DNA testing has revealed that there are two species of African elephant, the Forest and the Savannah, which have remained geneticall­y isolated.

They split from each other two to five million years ago, and their genes have not mingled for more than 500,000 years.

It provides ‘compelling evidence for their definition as separate species’, researcher­s said.

Savannah elephants weigh six to seven tons and are paler than Forest elephants, which tip the scales at half that weight.

Professor David Reich, a geneticist at Harvard Medical School, said: ‘There’s been a simmering debate about whether African Savannah and Forest elephants are two different species.

‘Our data show these two species have been isolated for long periods, making each worthy of independen­t conservati­on status.’

Scientists from Massachuse­tts Institute of Technology, Harvard and Adelaide University used genetic tests on living elephants and tissue from extinct mammoths and mastodons, in effect creating a family tree for elephants and their ancestors.

Writing in the Proceeding­s Of The National Academy Of Sciences, they said there was ‘no evidence of recent gene flow between Forest and Savannah elephants’.
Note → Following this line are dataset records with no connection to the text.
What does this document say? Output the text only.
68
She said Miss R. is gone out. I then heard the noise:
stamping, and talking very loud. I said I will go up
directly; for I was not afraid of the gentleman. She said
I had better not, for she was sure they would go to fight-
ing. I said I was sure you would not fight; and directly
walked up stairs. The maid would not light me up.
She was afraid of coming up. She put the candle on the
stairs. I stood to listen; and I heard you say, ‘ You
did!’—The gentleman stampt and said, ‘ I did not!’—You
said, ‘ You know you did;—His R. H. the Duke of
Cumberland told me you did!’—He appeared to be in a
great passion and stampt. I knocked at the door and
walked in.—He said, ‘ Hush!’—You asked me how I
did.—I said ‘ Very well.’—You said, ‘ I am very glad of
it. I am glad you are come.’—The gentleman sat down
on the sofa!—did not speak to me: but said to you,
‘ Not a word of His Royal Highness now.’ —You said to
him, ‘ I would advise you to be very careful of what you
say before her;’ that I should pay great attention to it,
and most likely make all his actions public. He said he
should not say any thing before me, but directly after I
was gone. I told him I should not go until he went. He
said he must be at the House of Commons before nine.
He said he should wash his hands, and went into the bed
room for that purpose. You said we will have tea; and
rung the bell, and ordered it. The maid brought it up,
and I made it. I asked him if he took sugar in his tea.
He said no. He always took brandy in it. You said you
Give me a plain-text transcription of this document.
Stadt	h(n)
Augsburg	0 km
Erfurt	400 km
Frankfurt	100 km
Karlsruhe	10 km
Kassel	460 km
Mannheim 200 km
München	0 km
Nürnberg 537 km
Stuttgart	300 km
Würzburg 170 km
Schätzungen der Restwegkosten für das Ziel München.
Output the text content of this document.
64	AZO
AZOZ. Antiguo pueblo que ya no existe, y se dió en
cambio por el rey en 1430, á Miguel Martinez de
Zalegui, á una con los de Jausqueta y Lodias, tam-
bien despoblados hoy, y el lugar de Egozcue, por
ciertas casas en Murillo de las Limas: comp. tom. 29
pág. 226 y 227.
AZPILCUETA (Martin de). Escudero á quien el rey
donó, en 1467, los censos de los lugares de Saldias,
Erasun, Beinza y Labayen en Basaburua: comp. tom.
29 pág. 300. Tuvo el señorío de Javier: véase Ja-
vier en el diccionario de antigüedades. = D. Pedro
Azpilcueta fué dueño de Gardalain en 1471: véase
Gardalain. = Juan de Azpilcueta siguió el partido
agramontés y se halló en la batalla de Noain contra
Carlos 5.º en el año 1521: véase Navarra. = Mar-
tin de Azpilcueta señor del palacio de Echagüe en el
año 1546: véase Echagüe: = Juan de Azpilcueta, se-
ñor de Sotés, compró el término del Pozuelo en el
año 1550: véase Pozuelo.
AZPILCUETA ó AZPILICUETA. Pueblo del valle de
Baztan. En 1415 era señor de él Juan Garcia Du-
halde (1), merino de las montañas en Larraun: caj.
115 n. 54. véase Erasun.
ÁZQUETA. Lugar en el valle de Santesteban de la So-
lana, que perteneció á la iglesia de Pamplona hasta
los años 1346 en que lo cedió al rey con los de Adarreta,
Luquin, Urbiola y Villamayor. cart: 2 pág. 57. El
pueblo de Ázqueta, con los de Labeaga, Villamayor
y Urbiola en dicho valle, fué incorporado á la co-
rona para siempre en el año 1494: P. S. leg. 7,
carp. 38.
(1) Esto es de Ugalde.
They found that many extinct species interbred, delaying the extinction of their gene pool. But the fact that the two species of African elephant don’t, could make them harder to protect. The researcher­s said around 50,000 elephants are killed each year from poaching, putting many population­s in danger.

The findings will mean school textbooks claiming there are only two types of elephant will need to be rewritten.